Here you can see that IE6 is used by more than a third of our Citizen Space administrators, but only about a tenth of the total visitors. At the moment, there is clearly a need to continue supporting IE6 for our clients, but it does seem a shame when this investment could be put towards improving the user experience of the site’s end users.
What is possibly more worrying is that administrative users of Delib’s stuff (ie the folk in government) operating with IE6 and IE7 combined is 82.9%!
As Steph pointed out to me the other day, from a web designer’s point of view, IE7 isn’t much of an improvement on version 6, and Google are already dropping support for it in their web apps like Docs and Gmail.
I still really don’t understand why it would be so hard for public sector workers to have a second browser available to them, even if it’s hidden away so only the really keen can find it. The support overhead would surely be minimal.
After all, if you want people to do a good job, give them the tools they need to do them!
Some dead interesting stuff popped up when I logged in this morning – all worth giving a read:
Facebook buys FriendFeed
Lots of people seem to be quite upset about this one. Friendfeed is still a pretty niche service, even by the standards of the social web, so this isn’t that seismic a change. The interesting thing about FriendFeed is that it was founded and developed by a really skilled team of ex-Googlers and it is probably those guys’ brains that Facebook are after.
Google makes new search engine available
Google have responded to the threat of a revitalised Microsoft web search (in the form of the ludicrously named Bing) by starting to re-engineer their core search product.
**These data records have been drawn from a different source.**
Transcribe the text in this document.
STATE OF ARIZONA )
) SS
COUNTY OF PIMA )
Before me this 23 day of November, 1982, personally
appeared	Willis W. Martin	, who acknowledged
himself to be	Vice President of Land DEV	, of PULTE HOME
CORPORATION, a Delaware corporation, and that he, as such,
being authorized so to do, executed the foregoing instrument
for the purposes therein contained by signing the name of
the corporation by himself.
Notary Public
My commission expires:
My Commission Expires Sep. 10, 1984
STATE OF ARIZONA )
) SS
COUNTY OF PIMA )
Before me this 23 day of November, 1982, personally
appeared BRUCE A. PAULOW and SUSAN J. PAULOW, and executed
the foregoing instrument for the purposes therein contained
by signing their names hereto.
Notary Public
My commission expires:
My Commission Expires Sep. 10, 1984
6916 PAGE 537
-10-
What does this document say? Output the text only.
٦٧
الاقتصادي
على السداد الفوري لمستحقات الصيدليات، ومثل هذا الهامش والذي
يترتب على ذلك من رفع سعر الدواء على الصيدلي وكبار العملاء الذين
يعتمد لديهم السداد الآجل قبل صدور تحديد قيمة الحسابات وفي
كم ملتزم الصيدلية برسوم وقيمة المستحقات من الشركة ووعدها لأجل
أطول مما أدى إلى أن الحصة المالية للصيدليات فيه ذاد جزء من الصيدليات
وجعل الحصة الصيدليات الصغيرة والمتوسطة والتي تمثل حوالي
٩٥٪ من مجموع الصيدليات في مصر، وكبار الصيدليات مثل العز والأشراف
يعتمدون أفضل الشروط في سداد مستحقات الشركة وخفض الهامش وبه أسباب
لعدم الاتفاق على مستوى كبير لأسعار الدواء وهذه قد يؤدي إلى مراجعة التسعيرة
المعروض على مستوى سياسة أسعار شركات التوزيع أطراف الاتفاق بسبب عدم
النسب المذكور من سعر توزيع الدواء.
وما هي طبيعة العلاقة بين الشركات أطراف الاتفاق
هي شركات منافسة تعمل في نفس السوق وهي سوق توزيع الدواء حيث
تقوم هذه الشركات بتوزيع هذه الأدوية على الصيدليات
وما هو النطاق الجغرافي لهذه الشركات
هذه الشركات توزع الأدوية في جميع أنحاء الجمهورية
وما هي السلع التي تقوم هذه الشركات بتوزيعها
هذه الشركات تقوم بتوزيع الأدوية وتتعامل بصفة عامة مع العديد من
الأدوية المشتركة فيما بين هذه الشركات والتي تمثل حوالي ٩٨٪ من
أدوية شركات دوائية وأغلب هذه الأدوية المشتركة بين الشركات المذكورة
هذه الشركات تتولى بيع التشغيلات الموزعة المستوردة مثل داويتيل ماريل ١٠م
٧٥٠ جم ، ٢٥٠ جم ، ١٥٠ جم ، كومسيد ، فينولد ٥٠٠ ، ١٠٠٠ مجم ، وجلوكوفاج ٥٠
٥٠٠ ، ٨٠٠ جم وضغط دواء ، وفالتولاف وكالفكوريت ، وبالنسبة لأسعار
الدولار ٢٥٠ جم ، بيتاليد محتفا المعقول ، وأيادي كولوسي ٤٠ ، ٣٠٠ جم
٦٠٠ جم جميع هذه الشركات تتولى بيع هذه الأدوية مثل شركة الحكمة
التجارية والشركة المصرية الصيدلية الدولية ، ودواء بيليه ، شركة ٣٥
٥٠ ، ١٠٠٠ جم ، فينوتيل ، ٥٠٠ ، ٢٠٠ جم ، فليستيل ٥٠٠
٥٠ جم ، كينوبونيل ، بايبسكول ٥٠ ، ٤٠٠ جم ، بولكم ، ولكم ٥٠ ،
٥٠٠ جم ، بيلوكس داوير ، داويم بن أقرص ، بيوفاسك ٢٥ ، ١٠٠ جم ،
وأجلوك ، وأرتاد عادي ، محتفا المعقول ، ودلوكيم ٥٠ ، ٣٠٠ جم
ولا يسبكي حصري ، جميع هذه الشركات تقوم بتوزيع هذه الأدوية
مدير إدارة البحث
You can test it out on the sandbox site – I found it noticeably quicker and the results are different.
IE team ‘defends’ IE6
There have been a whole bunch of memes on the web around the fact that Internet Explorer 6 sucks and that people should replace it. This was reflected in the UKGovWeb scene with Tom Watson’s parliamentary questions asking when government departments would be upgrading from this ancient bit of tech.
Microsoft’s IE team have responded to this chatter on their blog, not necessarily defending IE6 as a product (they would prefer people to upgrade, too) but explaining the reasons why big organisations – and indeed individuals – might be happy sticking with what they know.